O maior e principal tribunal do distrito de Bragança está em obras há meio ano que contemplam a mudança de infraestruturas como as instalações elétricas e eletrónicas, onde ocorreu o incidente que provocou a falha em causa.

O final da intervenção estava previsto para fevereiro e tem agora nova data de conclusão para final de março, segundo o juiz-presidente.

Até lá, o quotidiano do edifício com duas salas de audiências é passado entre andaimes, barulho, pó e mobílias amontoadas e a ocuparem corredores e espaços públicos.

Esta é a primeira grande intervenção no edifício do tribunal de Bragança, que é agora sede da Comarca e coordena todos os serviços judiciais no distrito, acolhendo os órgãos de gestão e os principais julgamentos e ações.

Apesar do clima de extremos da região, com verões muitos quentes e invernos de temperaturas negativas, o edifício não tinha climatização.

Os trabalhos em curso contemplam a instalação de um sistema de climatização, substituição da instalação elétrica, rede informática, tratamento de estruturas, substituição do telhado e pintura da fachada.
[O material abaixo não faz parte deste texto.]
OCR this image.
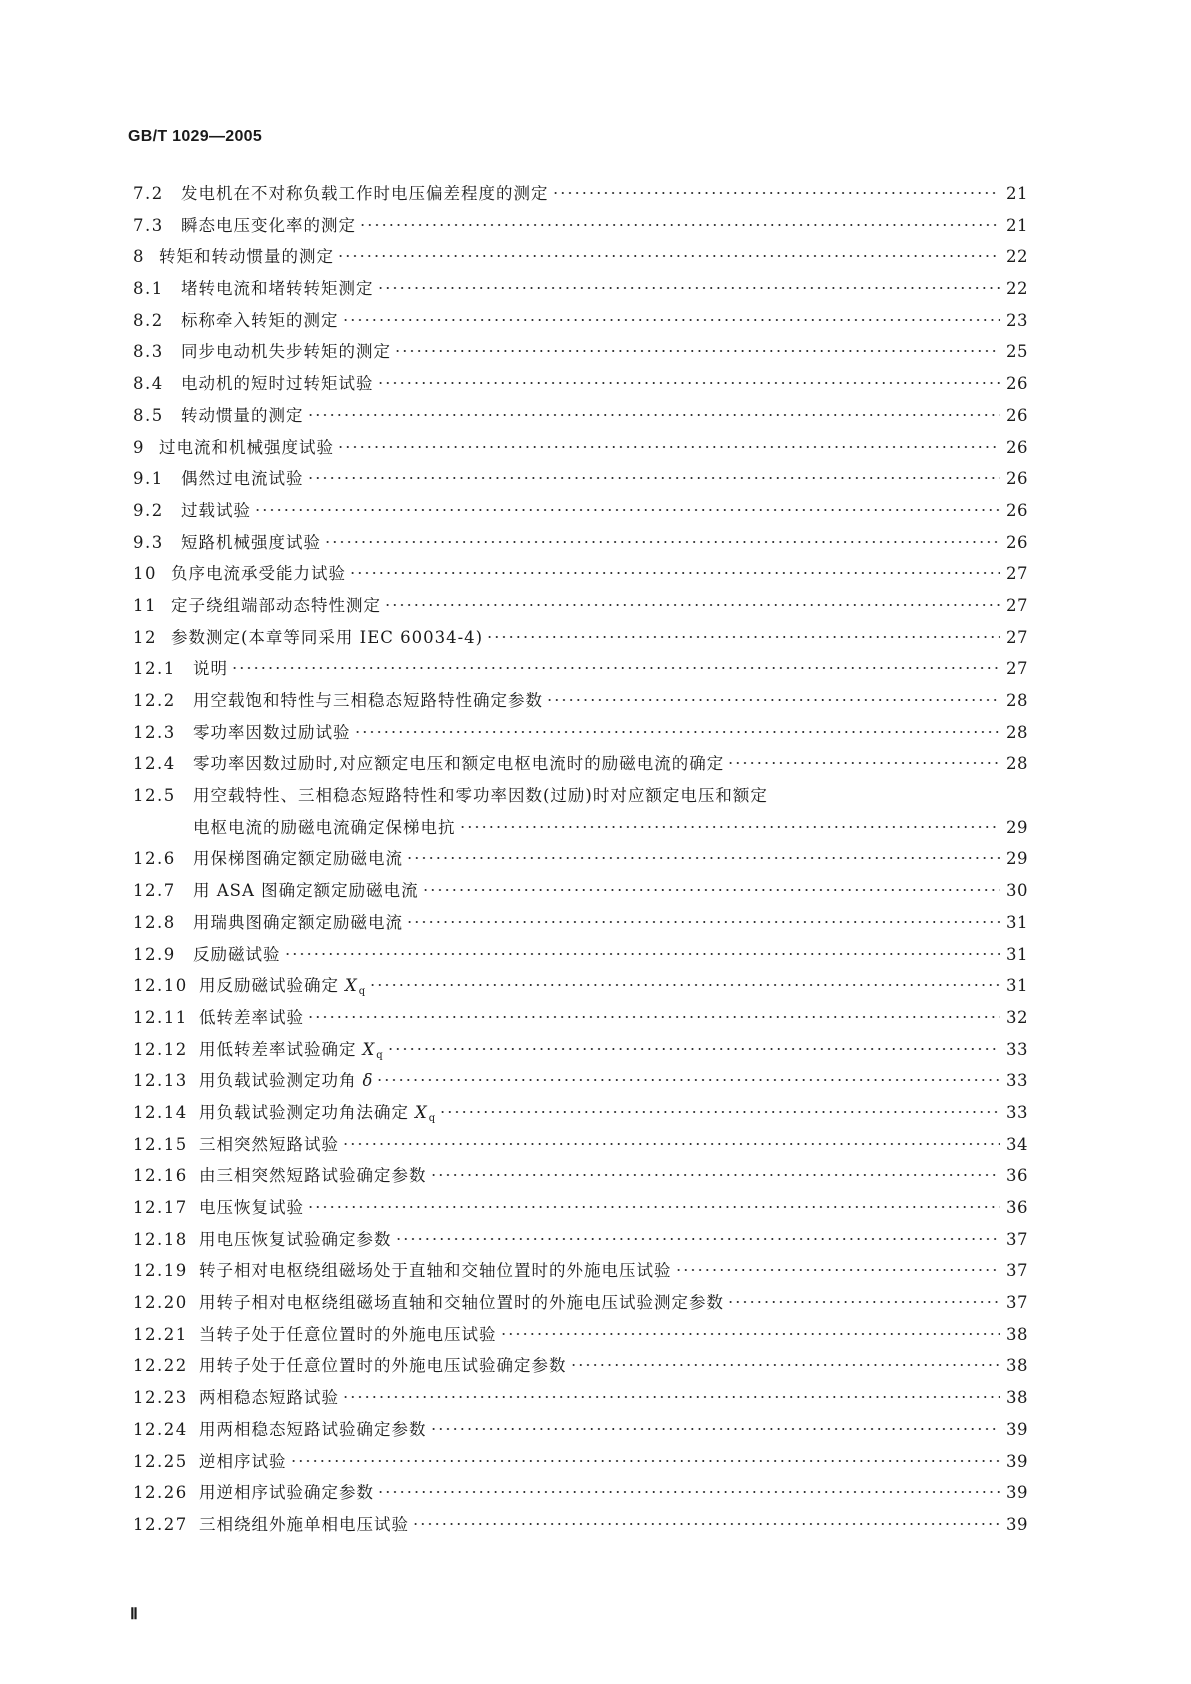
GB/T 1029—2005
7.2	发电机在不对称负载工作时电压偏差程度的测定	21
7.3	瞬态电压变化率的测定	21
8 转矩和转动惯量的测定	22
8.1	堵转电流和堵转转矩测定	22
8.2	标称牵入转矩的测定	23
8.3	同步电动机失步转矩的测定	25
8.4	电动机的短时过转矩试验	26
8.5	转动惯量的测定	26
9 过电流和机械强度试验	26
9.1	偶然过电流试验	26
9.2	过载试验	26
9.3	短路机械强度试验	26
10 负序电流承受能力试验	27
11 定子绕组端部动态特性测定	27
12 参数测定(本章等同采用 IEC 60034-4)	27
12.1	说明	27
12.2	用空载饱和特性与三相稳态短路特性确定参数	28
12.3	零功率因数过励试验	28
12.4	零功率因数过励时,对应额定电压和额定电枢电流时的励磁电流的确定	28
12.5	用空载特性、三相稳态短路特性和零功率因数(过励)时对应额定电压和额定
电枢电流的励磁电流确定保梯电抗	29
12.6	用保梯图确定额定励磁电流	29
12.7	用 ASA 图确定额定励磁电流	30
12.8	用瑞典图确定额定励磁电流	31
12.9	反励磁试验	31
12.10 用反励磁试验确定 Xq	31
12.11 低转差率试验	32
12.12 用低转差率试验确定 Xq	33
12.13 用负载试验测定功角 δ	33
12.14 用负载试验测定功角法确定 Xq	33
12.15 三相突然短路试验	34
12.16 由三相突然短路试验确定参数	36
12.17 电压恢复试验	36
12.18 用电压恢复试验确定参数	37
12.19 转子相对电枢绕组磁场处于直轴和交轴位置时的外施电压试验	37
12.20 用转子相对电枢绕组磁场直轴和交轴位置时的外施电压试验测定参数	37
12.21 当转子处于任意位置时的外施电压试验	38
12.22 用转子处于任意位置时的外施电压试验确定参数	38
12.23 两相稳态短路试验	38
12.24 用两相稳态短路试验确定参数	39
12.25 逆相序试验	39
12.26 用逆相序试验确定参数	39
12.27 三相绕组外施单相电压试验	39
Ⅱ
Neste espaço decorrem os julgamentos dos principais processos das áreas crime e cível com origem em todo o distrito de Bragança, desde a reforma do mapa judiciário, em 2014, que acabou com os antigos tribunais ou comarcas que existiam em quase todos os concelhos do distrito de Bragança, com a exceção de Freixo de Espada à Cinta.

O distrito passou a ser abrangido por uma única comarca, a de Bragança, agora responsável por juízos centrais, locais e de proximidade.
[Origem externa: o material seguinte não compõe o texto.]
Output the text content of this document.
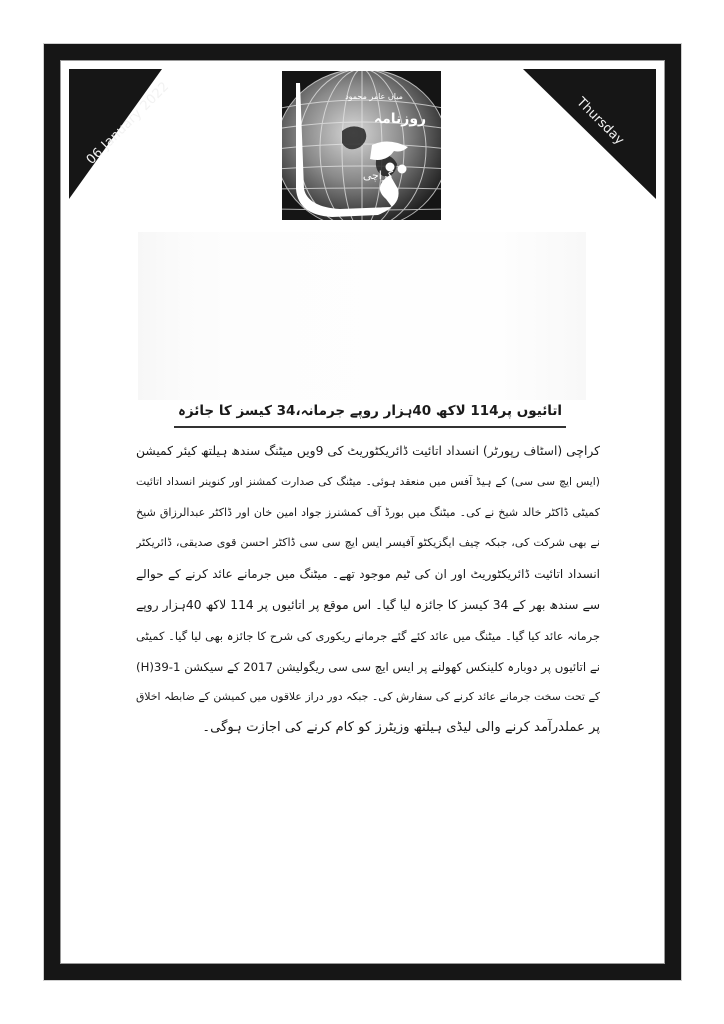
06 January 2022	Thursday
روزنامہ
میاں عامر محمود
کراچی
اتائیوں پر114 لاکھ 40ہزار روپے جرمانہ،34 کیسز کا جائزہ
کراچی (اسٹاف رپورٹر) انسداد اتائیت ڈائریکٹوریٹ کی 9ویں میٹنگ سندھ ہیلتھ کیئر کمیشن
(ایس ایچ سی سی) کے ہیڈ آفس میں منعقد ہوئی۔ میٹنگ کی صدارت کمشنز اور کنوینر انسداد اتائیت
کمیٹی ڈاکٹر خالد شیخ نے کی۔ میٹنگ میں بورڈ آف کمشنرز جواد امین خان اور ڈاکٹر عبدالرزاق شیخ
نے بھی شرکت کی، جبکہ چیف ایگزیکٹو آفیسر ایس ایچ سی سی ڈاکٹر احسن قوی صدیقی، ڈائریکٹر
انسداد اتائیت ڈائریکٹوریٹ اور ان کی ٹیم موجود تھے۔ میٹنگ میں جرمانے عائد کرنے کے حوالے
سے سندھ بھر کے 34 کیسز کا جائزہ لیا گیا۔ اس موقع پر اتائیوں پر 114 لاکھ 40ہزار روپے
جرمانہ عائد کیا گیا۔ میٹنگ میں عائد کئے گئے جرمانے ریکوری کی شرح کا جائزہ بھی لیا گیا۔ کمیٹی
نے اتائیوں پر دوبارہ کلینکس کھولنے پر ایس ایچ سی سی ریگولیشن 2017 کے سیکشن 1-39(H)
کے تحت سخت جرمانے عائد کرنے کی سفارش کی۔ جبکہ دور دراز علاقوں میں کمیشن کے ضابطہ اخلاق
پر عملدرآمد کرنے والی لیڈی ہیلتھ وزیٹرز کو کام کرنے کی اجازت ہوگی۔
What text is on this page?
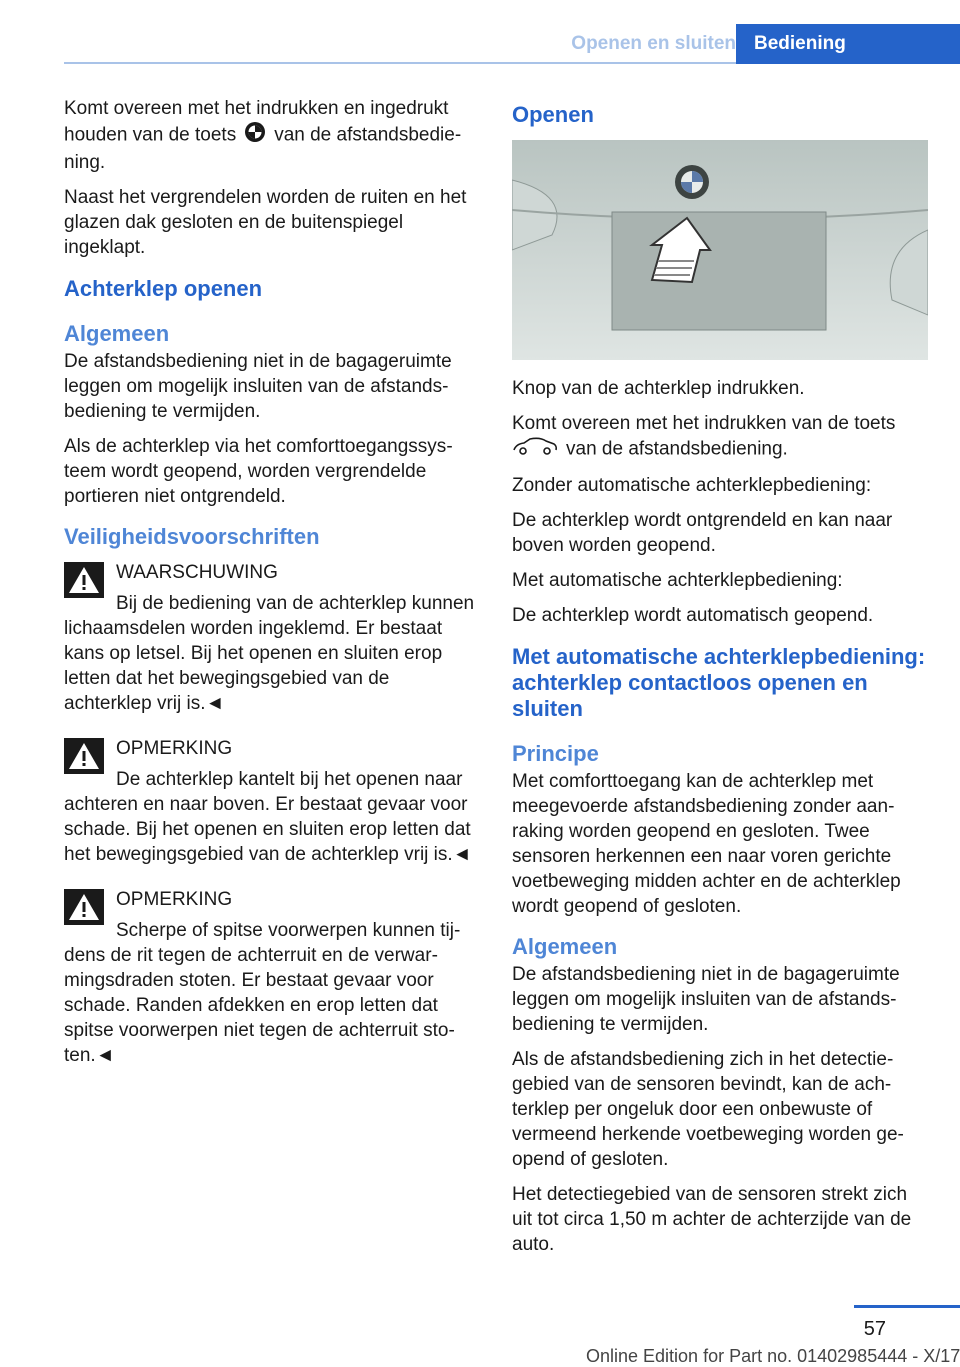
Openen en sluiten Bediening

Komt overeen met het indrukken en ingedrukt houden van de toets van de afstandsbediening.

Naast het vergrendelen worden de ruiten en het glazen dak gesloten en de buitenspiegel ingeklapt.

Achterklep openen
Algemeen

De afstandsbediening niet in de bagageruimte leggen om mogelijk insluiten van de afstandsbediening te vermijden.

Als de achterklep via het comforttoegangssysteem wordt geopend, worden vergrendelde portieren niet ontgrendeld.

Veiligheidsvoorschriften
WAARSCHUWING
Bij de bediening van de achterklep kunnen lichaamsdelen worden ingeklemd. Er bestaat kans op letsel. Bij het openen en sluiten erop letten dat het bewegingsgebied van de achterklep vrij is.◄
OPMERKING
De achterklep kantelt bij het openen naar achteren en naar boven. Er bestaat gevaar voor schade. Bij het openen en sluiten erop letten dat het bewegingsgebied van de achterklep vrij is.◄
OPMERKING
Scherpe of spitse voorwerpen kunnen tijdens de rit tegen de achterruit en de verwarmingsdraden stoten. Er bestaat gevaar voor schade. Randen afdekken en erop letten dat spitse voorwerpen niet tegen de achterruit stoten.◄
Openen

Knop van de achterklep indrukken.

Komt overeen met het indrukken van de toets
van de afstandsbediening.

Zonder automatische achterklepbediening:

De achterklep wordt ontgrendeld en kan naar boven worden geopend.

Met automatische achterklepbediening:

De achterklep wordt automatisch geopend.

Met automatische achterklepbediening: achterklep contactloos openen en sluiten
Principe

Met comforttoegang kan de achterklep met meegevoerde afstandsbediening zonder aanraking worden geopend en gesloten. Twee sensoren herkennen een naar voren gerichte voetbeweging midden achter en de achterklep wordt geopend of gesloten.

Algemeen

De afstandsbediening niet in de bagageruimte leggen om mogelijk insluiten van de afstandsbediening te vermijden.

Als de afstandsbediening zich in het detectiegebied van de sensoren bevindt, kan de achterklep per ongeluk door een onbewuste of vermeend herkende voetbeweging worden geopend of gesloten.

Het detectiegebied van de sensoren strekt zich uit tot circa 1,50 m achter de achterzijde van de auto.

57
Online Edition for Part no. 01402985444 - X/17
O núcleo de Bragança concentra os juízos centrais civil, criminal e do trabalho e um juízo local, o de Bragança.

Tem ainda sob a alçada os juízos locais de Macedo de Cavaleiros, Mirandela, Mogadouro, Vila Flor, Torre de Moncorvo e Miranda do Douro e os juízos de proximidade de Alfândega da Fé, Carrazeda de Ansiães, Vinhais e Vimioso.